Figure 3. The core clock target of PRD-2 is the casein kinase I transcript.

Control and Δprd-2 cultures were grown in the light at 25°C in Bird medium for 48 hr prior to RNA isolation. Expression levels for core clock genes were measured by RNA-sequencing (N = 3 biological replicates per strain), and log₂-transformed FPKM values are shown. Asterisks indicate p<0.05 (*) or p<5 × 10⁻⁵ (***) by Student’s t-test compared to control levels. The ck-1a transcript is >1.5× less abundant in Δprd-2 (A). ck-1a mRNA degradation kinetics were examined by Northern blot in a time course after treatment with thiolutin (THL) at approximately CT1 (N = 2 biological replicates). RNA levels were quantified using ImageJ, natural log transformed, fit with a linear model (glm in R, Gaussian family defaults), and half-life was calculated assuming first order decay kinetics (ln(2)/slope). Shaded areas around the linear fit represent 95% confidence intervals on the slope. The ck-1a transcript is 3× less stable in Δprd-2 (B). The PUF4 (NCU16560) RNA-binding protein pulls down known target transcripts cbp3 (NCU00057) and mrp-1 (NCU07386) by RT-qPCR (N = 3 biological replicates). PRD-2 CLIP samples were processed in parallel with PUF4 positive controls, and PRD-2 binds the ck-1a transcript in vivo (C).

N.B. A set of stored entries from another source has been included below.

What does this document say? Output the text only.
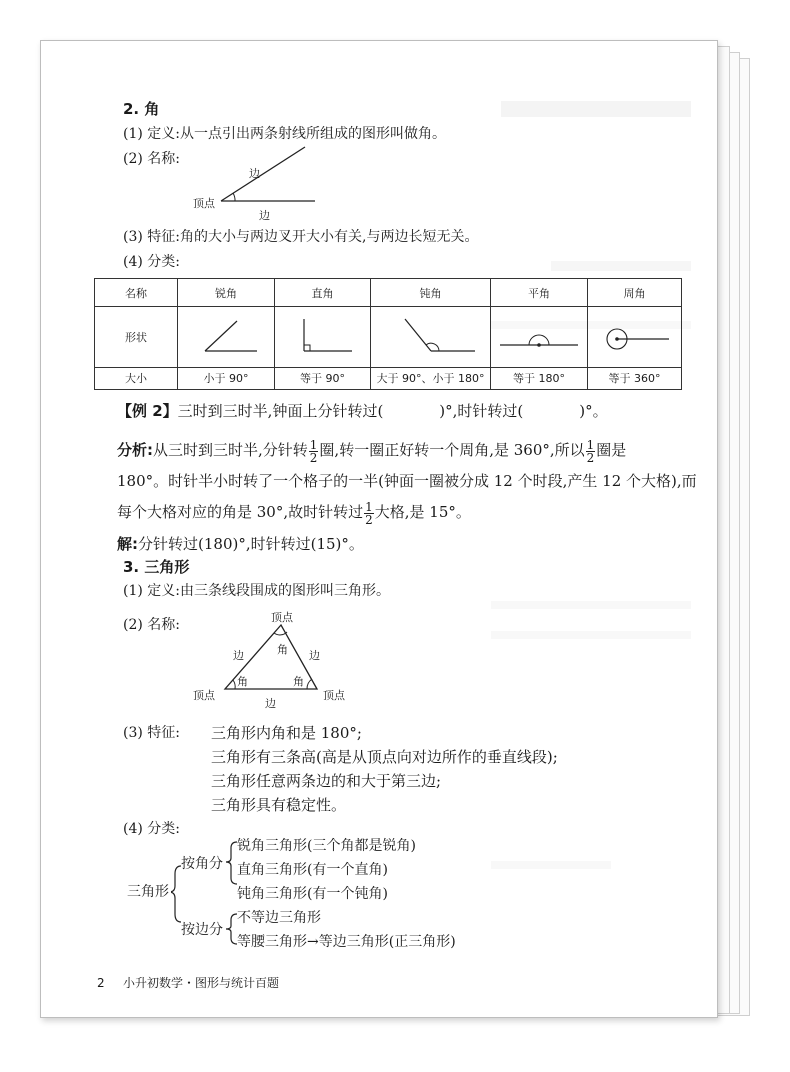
2. 角
(1) 定义:从一点引出两条射线所组成的图形叫做角。
(2) 名称:
边
顶点
边
(3) 特征:角的大小与两边叉开大小有关,与两边长短无关。
(4) 分类:
名称	锐角	直角	钝角	平角	周角
形状					
大小	小于 90°	等于 90°	大于 90°、小于 180°	等于 180°	等于 360°
【例 2】三时到三时半,钟面上分针转过(	)°,时针转过(	)°。
分析:从三时到三时半,分针转 $\frac{1}{2}$ 圈,转一圈正好转一个周角,是 360°,所以 $\frac{1}{2}$ 圈是
180°。时针半小时转了一个格子的一半(钟面一圈被分成 12 个时段,产生 12 个大格),而
每个大格对应的角是 30°,故时针转过 $\frac{1}{2}$ 大格,是 15°。
解:分针转过(180)°,时针转过(15)°。
3. 三角形
(1) 定义:由三条线段围成的图形叫三角形。
(2) 名称:	顶点
角
边	边
角	角
顶点	顶点
边
(3) 特征: 三角形内角和是 180°;
三角形有三条高(高是从顶点向对边所作的垂直线段);
三角形任意两条边的和大于第三边;
三角形具有稳定性。
(4) 分类:
三角形
按角分
按边分
锐角三角形(三个角都是锐角)
直角三角形(有一个直角)
钝角三角形(有一个钝角)
不等边三角形
等腰三角形→等边三角形(正三角形)
2 小升初数学・图形与统计百题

Figure 3—figure supplement 1. Hundreds of genes have altered expression levels in the Δprd-2 mutant but a common pathway or sequence motif was not detected.

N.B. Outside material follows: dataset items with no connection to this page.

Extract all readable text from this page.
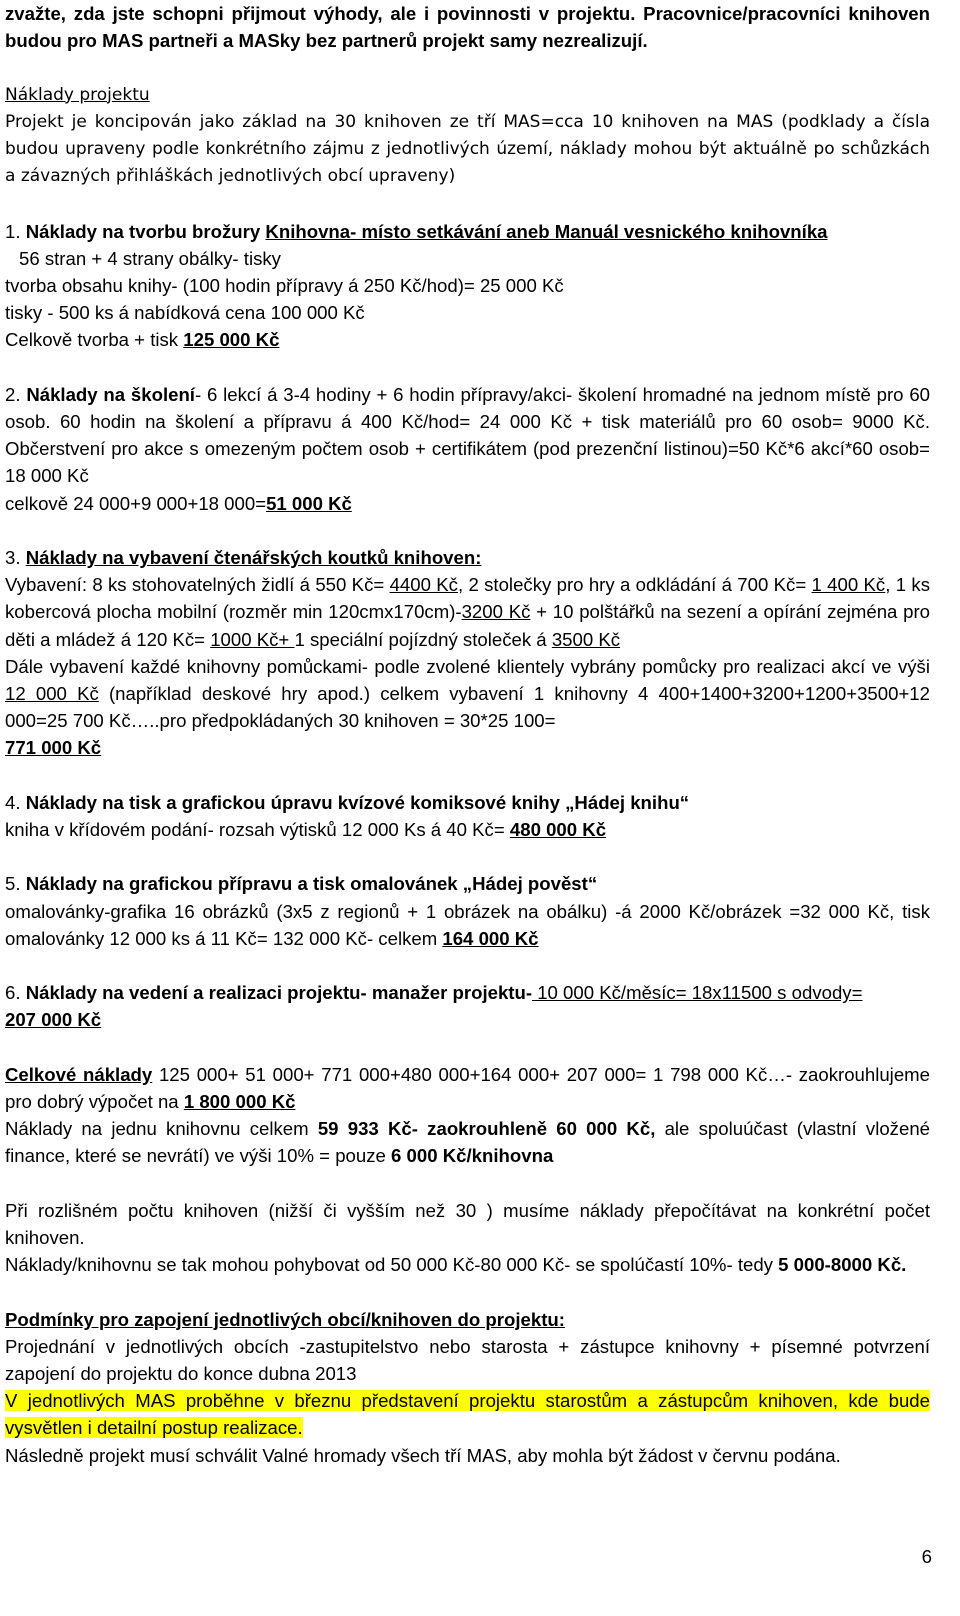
zvažte, zda jste schopni přijmout výhody, ale i povinnosti v projektu. Pracovnice/pracovníci knihoven budou pro MAS partneři a MASky bez partnerů projekt samy nezrealizují.

Náklady projektu

Projekt je koncipován jako základ na 30 knihoven ze tří MAS=cca 10 knihoven na MAS (podklady a čísla budou upraveny podle konkrétního zájmu z jednotlivých území, náklady mohou být aktuálně po schůzkách a závazných přihláškách jednotlivých obcí upraveny)

1. Náklady na tvorbu brožury Knihovna- místo setkávání aneb Manuál vesnického knihovníka

56 stran + 4 strany obálky- tisky

tvorba obsahu knihy- (100 hodin přípravy á 250 Kč/hod)= 25 000 Kč

tisky - 500 ks á nabídková cena 100 000 Kč

Celkově tvorba + tisk 125 000 Kč

2. Náklady na školení- 6 lekcí á 3-4 hodiny + 6 hodin přípravy/akci- školení hromadné na jednom místě pro 60 osob. 60 hodin na školení a přípravu á 400 Kč/hod= 24 000 Kč + tisk materiálů pro 60 osob= 9000 Kč. Občerstvení pro akce s omezeným počtem osob + certifikátem (pod prezenční listinou)=50 Kč*6 akcí*60 osob= 18 000 Kč

celkově 24 000+9 000+18 000=51 000 Kč

3. Náklady na vybavení čtenářských koutků knihoven:

Vybavení: 8 ks stohovatelných židlí á 550 Kč= 4400 Kč, 2 stolečky pro hry a odkládání á 700 Kč= 1 400 Kč, 1 ks kobercová plocha mobilní (rozměr min 120cmx170cm)-3200 Kč + 10 polštářků na sezení a opírání zejména pro děti a mládež á 120 Kč= 1000 Kč+ 1 speciální pojízdný stoleček á 3500 Kč

Dále vybavení každé knihovny pomůckami- podle zvolené klientely vybrány pomůcky pro realizaci akcí ve výši 12 000 Kč (například deskové hry apod.) celkem vybavení 1 knihovny 4 400+1400+3200+1200+3500+12 000=25 700 Kč…..pro předpokládaných 30 knihoven = 30*25 100=

771 000 Kč

4. Náklady na tisk a grafickou úpravu kvízové komiksové knihy „Hádej knihu“

kniha v křídovém podání- rozsah výtisků 12 000 Ks á 40 Kč= 480 000 Kč

5. Náklady na grafickou přípravu a tisk omalovánek „Hádej pověst“

omalovánky-grafika 16 obrázků (3x5 z regionů + 1 obrázek na obálku) -á 2000 Kč/obrázek =32 000 Kč, tisk omalovánky 12 000 ks á 11 Kč= 132 000 Kč- celkem 164 000 Kč

6. Náklady na vedení a realizaci projektu- manažer projektu- 10 000 Kč/měsíc= 18x11500 s odvody=

207 000 Kč

Celkové náklady 125 000+ 51 000+ 771 000+480 000+164 000+ 207 000= 1 798 000 Kč…- zaokrouhlujeme pro dobrý výpočet na 1 800 000 Kč

Náklady na jednu knihovnu celkem 59 933 Kč- zaokrouhleně 60 000 Kč, ale spoluúčast (vlastní vložené finance, které se nevrátí) ve výši 10% = pouze 6 000 Kč/knihovna

Při rozlišném počtu knihoven (nižší či vyšším než 30 ) musíme náklady přepočítávat na konkrétní počet knihoven.

Náklady/knihovnu se tak mohou pohybovat od 50 000 Kč-80 000 Kč- se spolúčastí 10%- tedy 5 000-8000 Kč.

Podmínky pro zapojení jednotlivých obcí/knihoven do projektu:

Projednání v jednotlivých obcích -zastupitelstvo nebo starosta + zástupce knihovny + písemné potvrzení zapojení do projektu do konce dubna 2013

V jednotlivých MAS proběhne v březnu představení projektu starostům a zástupcům knihoven, kde bude vysvětlen i detailní postup realizace.

Následně projekt musí schválit Valné hromady všech tří MAS, aby mohla být žádost v červnu podána.

6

RNA-seq data were first filtered for low expression. Out of 9730 annotated N. crassa genes, 8622 were expressed in four of six samples (>0 FPKM units in triplicate control and Δprd-2). FPKM units for 8622 expressed genes were log₂-transformed, averaged, subtracted from control, and Z-scores computed. In all, 129 genes (gold) were upregulated in Δprd-2 (Z-score < −2) and 292 genes (blue) were downregulated in Δprd-2 (Z-score >2). Hypothesizing that PRD-2 is an RNA-binding protein that stabilizes its target transcripts (Figure 3B), we searched for enriched sequence motifs in the untranslated regions of the 292 downregulated genes using Weeder2 (212 annotated 5’-UTRs and 226 annotated 3’-UTRs searched). Zero motifs scored better than 1.5 from Weeder2 output compared to background Neurospora nucleotide frequencies (data not shown). Up- and downregulated gene categories were then run through FunCat to determine functionally enriched categories of genes in the putative PRD-2 regulon. Of the 292 downregulated genes, 128 were input to FunCat, and the top scoring functional categories indicated that carbohydrate and secondary metabolism were decreased in Δprd-2. Out of 128 upregulated genes, 80 were also input to FunCat, and other metabolism categories were identified, which could indicate altered central carbon metabolism in the Δprd-2 mutant, correlating with its slow growth phenotype (Figure 1C).

Figure 3—figure supplement 2. Loss of prd-2 has little effect on stability of the frq transcript.

frq mRNA degradation kinetics were examined by northern blot in a time course after light-to-dark transfer (N = 2 biological replicates). RNA levels were quantified using ImageJ, natural log transformed, fit with a linear model (glm in R, Gaussian family defaults), and half-life was calculated assuming first order decay kinetics (ln(2)/slope). Shaded areas around the linear fit represent 95% confidence intervals on the slope. The frq half-life is approximately 3 min shorter in Δprd-2 but is not statistically different from the control (A). Using the same total RNA samples as shown in Figure 3B, frq degradation was examined by northern blot in a time course after treatment with thiolutin (THL) at approximately CT1 (N = 1 biological replicate). The stability of the frq transcript is not significantly altered in Δprd-2 after THL treatment (B) or light-to-dark transfer (A).